Some of them also effectively sign insurance contracts against the collapse of the market. Last year, the $ 14 billion Hawaii retirement system signed a put option to increase its income, while other US pension systems, such as the South Carolina Pension System Commission and the Illinois Pension System, hired external managers to use options. According to the IMF, the assets invested in the strategy of targeting volatility have grown to about $ 500 billion, while this figure has increased more than half over the past three years. Marko Kolanovic, a derivative strategist at JPMorgan, last month warned about "strategies that are sold on "autopilot", and how risk management models that use volatility can lead investors to too high a risk.

"Very expensive assets often have very low volatility.

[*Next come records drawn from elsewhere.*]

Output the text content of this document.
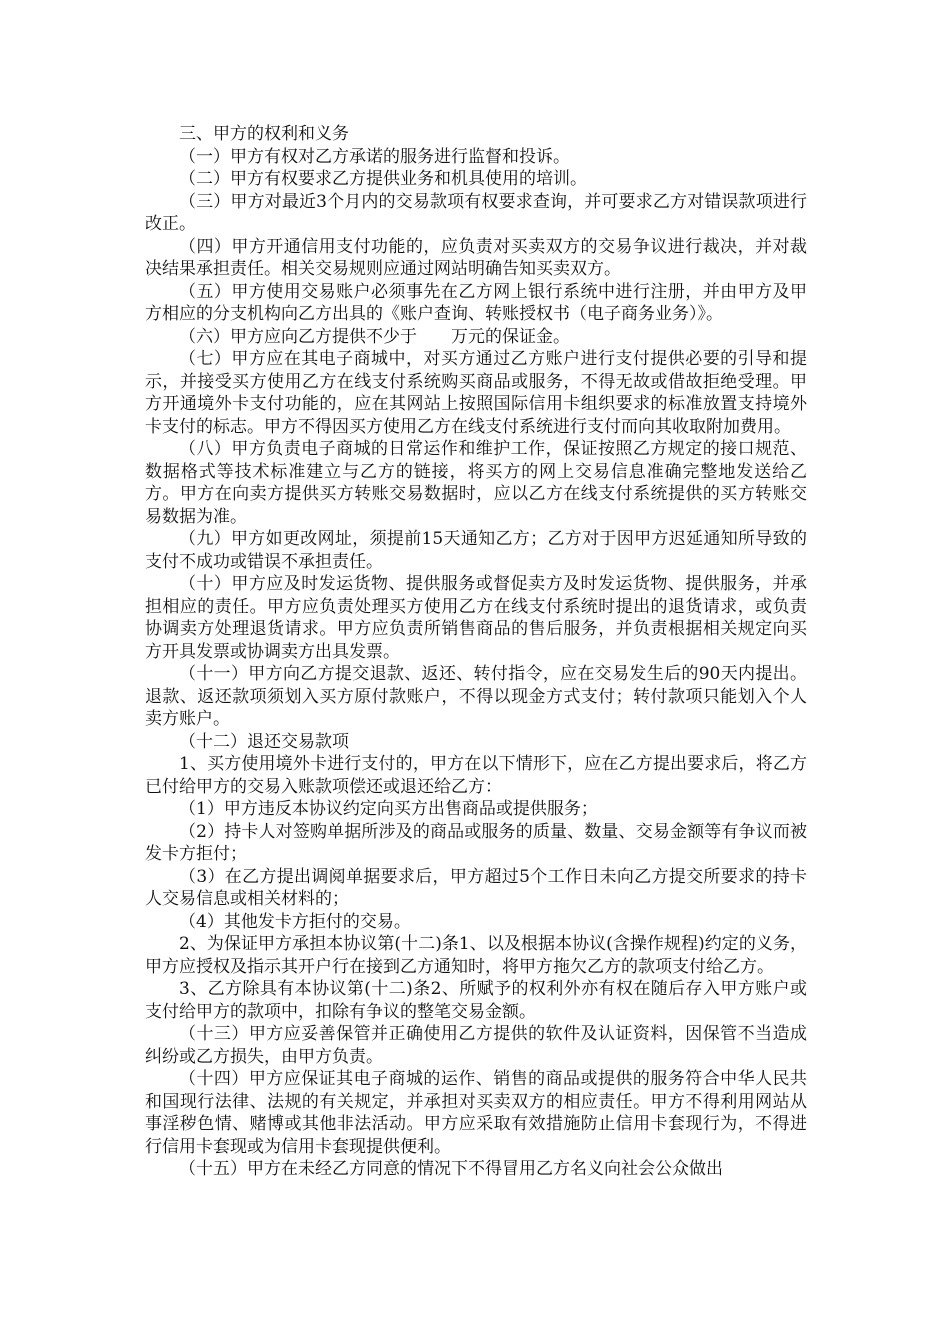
三、甲方的权利和义务

（一）甲方有权对乙方承诺的服务进行监督和投诉。

（二）甲方有权要求乙方提供业务和机具使用的培训。

（三）甲方对最近3个月内的交易款项有权要求查询，并可要求乙方对错误款项进行改正。

（四）甲方开通信用支付功能的，应负责对买卖双方的交易争议进行裁决，并对裁决结果承担责任。相关交易规则应通过网站明确告知买卖双方。

（五）甲方使用交易账户必须事先在乙方网上银行系统中进行注册，并由甲方及甲方相应的分支机构向乙方出具的《账户查询、转账授权书（电子商务业务）》。

（六）甲方应向乙方提供不少于　　万元的保证金。

（七）甲方应在其电子商城中，对买方通过乙方账户进行支付提供必要的引导和提示，并接受买方使用乙方在线支付系统购买商品或服务，不得无故或借故拒绝受理。甲方开通境外卡支付功能的，应在其网站上按照国际信用卡组织要求的标准放置支持境外卡支付的标志。甲方不得因买方使用乙方在线支付系统进行支付而向其收取附加费用。

（八）甲方负责电子商城的日常运作和维护工作，保证按照乙方规定的接口规范、数据格式等技术标准建立与乙方的链接，将买方的网上交易信息准确完整地发送给乙方。甲方在向卖方提供买方转账交易数据时，应以乙方在线支付系统提供的买方转账交易数据为准。

（九）甲方如更改网址，须提前15天通知乙方；乙方对于因甲方迟延通知所导致的支付不成功或错误不承担责任。

（十）甲方应及时发运货物、提供服务或督促卖方及时发运货物、提供服务，并承担相应的责任。甲方应负责处理买方使用乙方在线支付系统时提出的退货请求，或负责协调卖方处理退货请求。甲方应负责所销售商品的售后服务，并负责根据相关规定向买方开具发票或协调卖方出具发票。

（十一）甲方向乙方提交退款、返还、转付指令，应在交易发生后的90天内提出。退款、返还款项须划入买方原付款账户，不得以现金方式支付；转付款项只能划入个人卖方账户。

（十二）退还交易款项

1、买方使用境外卡进行支付的，甲方在以下情形下，应在乙方提出要求后，将乙方已付给甲方的交易入账款项偿还或退还给乙方：

（1）甲方违反本协议约定向买方出售商品或提供服务；

（2）持卡人对签购单据所涉及的商品或服务的质量、数量、交易金额等有争议而被发卡方拒付；

（3）在乙方提出调阅单据要求后，甲方超过5个工作日未向乙方提交所要求的持卡人交易信息或相关材料的；

（4）其他发卡方拒付的交易。

2、为保证甲方承担本协议第(十二)条1、以及根据本协议(含操作规程)约定的义务，甲方应授权及指示其开户行在接到乙方通知时，将甲方拖欠乙方的款项支付给乙方。

3、乙方除具有本协议第(十二)条2、所赋予的权利外亦有权在随后存入甲方账户或支付给甲方的款项中，扣除有争议的整笔交易金额。

（十三）甲方应妥善保管并正确使用乙方提供的软件及认证资料，因保管不当造成纠纷或乙方损失，由甲方负责。

（十四）甲方应保证其电子商城的运作、销售的商品或提供的服务符合中华人民共和国现行法律、法规的有关规定，并承担对买卖双方的相应责任。甲方不得利用网站从事淫秽色情、赌博或其他非法活动。甲方应采取有效措施防止信用卡套现行为，不得进行信用卡套现或为信用卡套现提供便利。

（十五）甲方在未经乙方同意的情况下不得冒用乙方名义向社会公众做出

Despite the risk of decline, they are considered to be absolutely safe," he said.

Despite the fact that it is impossible to ignore this warning from the IMF, it came too late. Moreover, the IMF seriously underestimates the scale of short-term risk in the financial markets.

According to Artemis, financial strategies for short-term volatility are either explicitly or implicitly more than $ 2 trillion. Nevertheless, both Artemis and the IMF are "on the same line" when it comes to what will happen when the volatility bursts steadily.

The IMF believes that sustained low volatility will force investors to assume higher levels of leverage, while at the same time will determine risk models that use volatility as an important contribution to underreporting real risk levels.

"A steady increase in volatility can then trigger a sell-off in the assets underlying these products, increasing the shock to the markets," Adrian said.

Given that stock volatility continues to fall during this year, those who bet that the markets will remain calm were rewarded. Nevertheless, it is hard to figure out the true number of sold complex products that are associated with the volatility of various assets, given that such transactions are mostly carried out privately. Therefore, it is difficult for regulators to identify risks in the event of an unexpected market shock.